A good rule of thumb that I learned from other artists and writers is that until until you’re recognized and until you’re published you’re going to eat dirt, and that could take one year or tem years, or however long, so have something to keep you afloat while that’s while that’s in the process.

I always have had a really great affinity for technology where I could understand it, and operate it very quickly. I was approached by another case worker for an organization called City Wide who said, “Hey, there’s a great nonprofit here in the city called RAMS. They have an IT Training course. Would you be interested?”

And I said, “Yeah, that sounds great.” She said, “It’s a paid training.” I said, “That’s even better. I took that course and learned to become an entry level IT technician. That opened up a bunch of doors, and I got hired on as a sub contractor for Disney streaming services. That is helping me keep afloat while I pursue my degree.

I also worked as an editor for a non profit called Humans of San Quentin; they’re an amazing organization, they share the stories of the incarcerated around the world.

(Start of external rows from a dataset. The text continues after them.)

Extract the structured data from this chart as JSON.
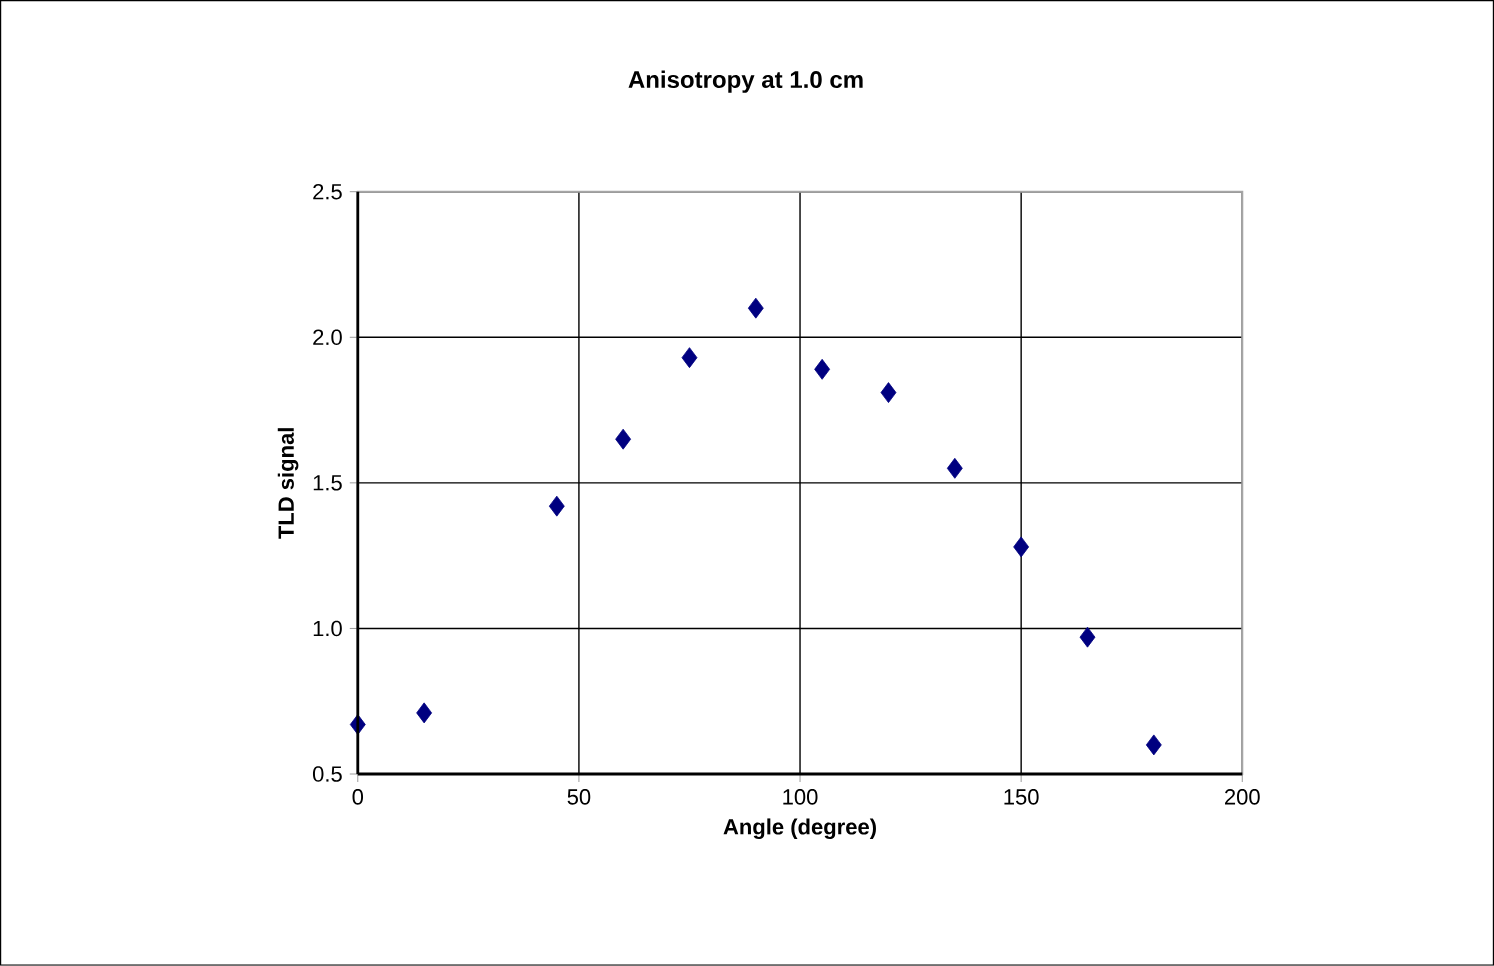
{
  "chart_data": {
    "type": "scatter",
    "title": "Anisotropy at 1.0 cm",
    "xlabel": "Angle (degree)",
    "ylabel": "TLD signal",
    "x": [
      0,
      15,
      45,
      60,
      75,
      90,
      105,
      120,
      135,
      150,
      165,
      180
    ],
    "series": [
      {
        "color": "#000080",
        "values": [
          0.67,
          0.71,
          1.42,
          1.65,
          1.93,
          2.1,
          1.89,
          1.81,
          1.55,
          1.28,
          0.97,
          0.6
        ]
      }
    ],
    "xlim": [
      0,
      200
    ],
    "ylim": [
      0.5,
      2.5
    ],
    "xticks": [
      0,
      50,
      100,
      150,
      200
    ],
    "yticks": [
      {
        "value": 0.5,
        "label": "0.5"
      },
      {
        "value": 1.0,
        "label": "1.0"
      },
      {
        "value": 1.5,
        "label": "1.5"
      },
      {
        "value": 2.0,
        "label": "2.0"
      },
      {
        "value": 2.5,
        "label": "2.5"
      }
    ],
    "grid": true,
    "marker": "diamond"
  }
}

I live within a community called the The Second Life Project. It’s an intentional community in San Francisco, for formerly incarcerated peoples like myself and also never incarcerated peoples, who come together to learn from each other and heal from each other and grow. It’s pretty nice.

TPGA: That’s amazing. I’m so glad to hear; it sounds like you’re thriving now.

Joseph: Yeah, for the most part, for the most part, it’s wonderful. There have been setbacks. there have been disappointments and let downs. But for the most part, I am doing well. And I remember where I came from, that’s very important.

TPGA: Yeah, it sounds like now you have the scaffolding in place to succeed and to help you, if you do have setbacks. And to help you get to where you need to be, whereas before you didn’t have any of that.

So that’s that’s wonderful to hear. I’m really happy for you.

selfie of Joseph Krauter, a white man with short dark brown hair, dark sunglasses, and a salt-and-pepper beard. He is on a city street.